SEATTLE, Wash. — Carol Brown invited KIRO 7 on board the boat that has been her home for three years, a home the city of Seattle was threatening to deep six.
"If someone told you, you couldn't live in your house and said you're out of there," said Brown, "You'd feel nervous."
Seattle has three types of homes on the water. Floating homes which are hooked up to the city sewers and cannot move. Also, houseboats and house barges which can navigate or be navigated around the open waters.
But house barges hadn't been legal for 20 years. So Brown and scores of other live-aboards banded together to change that.
"There were a lot of concerns like were we taking space from recreational vessels?" Brown said. "That we were shading the water and preventing salmon from reaching their habitat."
But longtime owner Lynne Reister says house boats have been a way of life in Seattle for decades.
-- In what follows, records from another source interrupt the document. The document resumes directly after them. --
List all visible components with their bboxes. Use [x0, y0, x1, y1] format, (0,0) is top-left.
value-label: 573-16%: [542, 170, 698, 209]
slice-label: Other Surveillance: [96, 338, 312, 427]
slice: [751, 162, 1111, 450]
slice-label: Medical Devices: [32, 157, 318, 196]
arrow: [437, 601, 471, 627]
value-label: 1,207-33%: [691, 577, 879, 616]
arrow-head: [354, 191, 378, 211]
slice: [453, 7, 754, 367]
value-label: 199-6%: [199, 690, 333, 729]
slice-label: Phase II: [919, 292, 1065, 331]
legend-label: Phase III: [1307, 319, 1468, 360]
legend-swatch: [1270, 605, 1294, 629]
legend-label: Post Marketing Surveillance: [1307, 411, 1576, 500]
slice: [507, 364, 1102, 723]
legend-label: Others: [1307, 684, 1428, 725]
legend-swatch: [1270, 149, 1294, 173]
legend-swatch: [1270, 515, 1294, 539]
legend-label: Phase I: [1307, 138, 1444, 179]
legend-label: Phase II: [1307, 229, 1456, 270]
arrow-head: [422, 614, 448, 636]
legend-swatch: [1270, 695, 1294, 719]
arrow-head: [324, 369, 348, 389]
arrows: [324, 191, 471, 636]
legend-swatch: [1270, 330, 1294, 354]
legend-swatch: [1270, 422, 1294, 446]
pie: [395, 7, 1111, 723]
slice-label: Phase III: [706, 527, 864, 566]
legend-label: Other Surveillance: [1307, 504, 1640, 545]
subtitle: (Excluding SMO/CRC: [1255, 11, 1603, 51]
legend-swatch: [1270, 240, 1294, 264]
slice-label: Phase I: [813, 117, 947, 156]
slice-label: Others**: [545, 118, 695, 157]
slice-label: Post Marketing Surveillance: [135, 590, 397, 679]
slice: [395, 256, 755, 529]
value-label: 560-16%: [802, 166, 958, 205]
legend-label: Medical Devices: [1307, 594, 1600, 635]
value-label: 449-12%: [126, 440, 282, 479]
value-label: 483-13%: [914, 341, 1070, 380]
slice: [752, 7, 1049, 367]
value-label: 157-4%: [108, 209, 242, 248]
They made that argument to state lawmakers.
"They recognized that they could protect this community," said Reister. "Which the legislature, the city of Seattle, the Department of Ecology all promised to do."
"We're so grateful to them for passing that law," said Reister.
For Carol Brown, it means her dream home can stay afloat.
"There's a lot of people here who are living on fixed incomes," said Brown. "It's a way that people can afford to live on the water and in a cool, kind of community."
There is a caveat.
Only houseboats and barges that are in place by July 1 will get to stay. No new ones will be allowed after that.
The governor is expected to sign the bill into law Wednesday.